As a founder of FarmAid, this has to be one of his most personally important songs.  It’s the dark cousin of his song “Pink Houses“.  Where does the land for all those houses come?  From the destruction of the family farm.  But the point I want to make today is buried in the middle of the song:

Called my old friend Schepman up to auction off the land
He said John it’s just my job and I hope you understand
Hey calling it your job ol’ hoss sure don’t make it right
But if you want me to I’ll say a prayer for your soul tonight

There are so many things I see these days where I wonder about what human beings are making the business decisions involved and, more importantly, how they live with themselves for having done so.  “It’s just business” is a lousy excuse.  That’s the “blood on the scarecrow.”  I know we don’t do politics here, but have a think about how the “profits over people” mentality has made this country and our world a little less human.

It’s impossible to serve our customers when we’re totally focused on the bottom like.  No, Schepman, I don’t understand.  Customers – and the people who work to serve them – aren’t numbers on a balance sheet.  Cutting staff or reducing their pay to improve profits hurts you because there are fewer (happy) staff to support customer issues.  It may be investors who make the decisions but it’s customers who pay the bills in a well-run operation.  Springsteen wrote in the similar-sounding “Cover Me” that

This whole world is out there just trying to score
I’ve seen enough I don’t want to see any more

Maybe it’s not our economy or our businesses that are in trouble but our priorities?

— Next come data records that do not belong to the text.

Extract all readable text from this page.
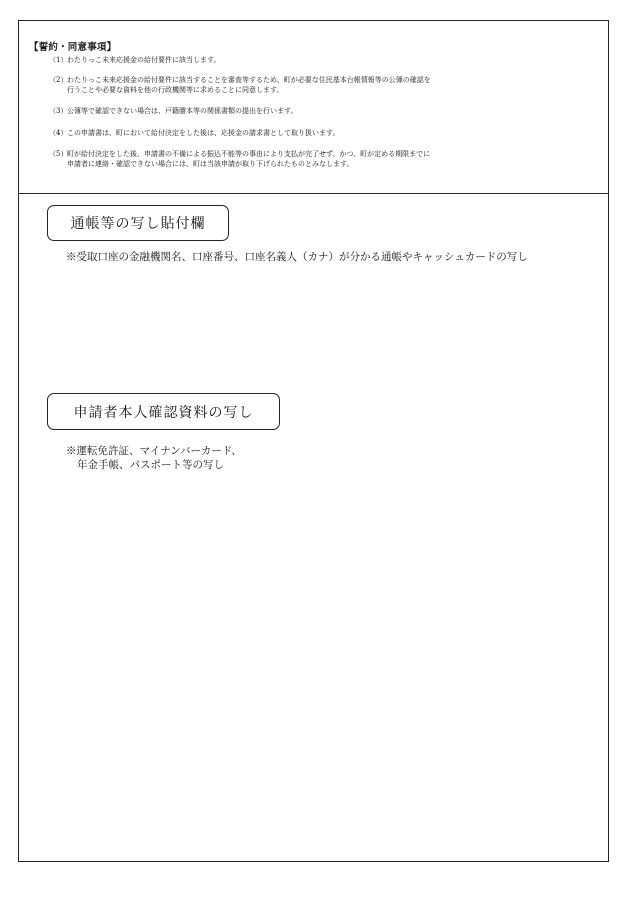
【誓約・同意事項】
（1）わたりっこ未来応援金の給付要件に該当します。
（2）わたりっこ未来応援金の給付要件に該当することを審査等するため、町が必要な住民基本台帳情報等の公簿の確認を
行うことや必要な資料を他の行政機関等に求めることに同意します。
（3）公簿等で確認できない場合は、戸籍謄本等の関係書類の提出を行います。
（4）この申請書は、町において給付決定をした後は、応援金の請求書として取り扱います。
（5）町が給付決定をした後、申請書の不備による振込不能等の事由により支払が完了せず、かつ、町が定める期限までに
申請者に連絡・確認できない場合には、町は当該申請が取り下げられたものとみなします。
通帳等の写し貼付欄
※受取口座の金融機関名、口座番号、口座名義人（カナ）が分かる通帳やキャッシュカードの写し
申請者本人確認資料の写し
※運転免許証、マイナンバーカード、
年金手帳、パスポート等の写し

This is the title song from an album about the fading of the American dream in the face of corporate greed.  That trend has only become worse in the almost 30 years since the album was released (1985).  I may be too much of an optimist but I believe that can be changed.  As with everything, it’s people and not faceless legal entities called corporations that are doing this.  People can undo this too.  What say you?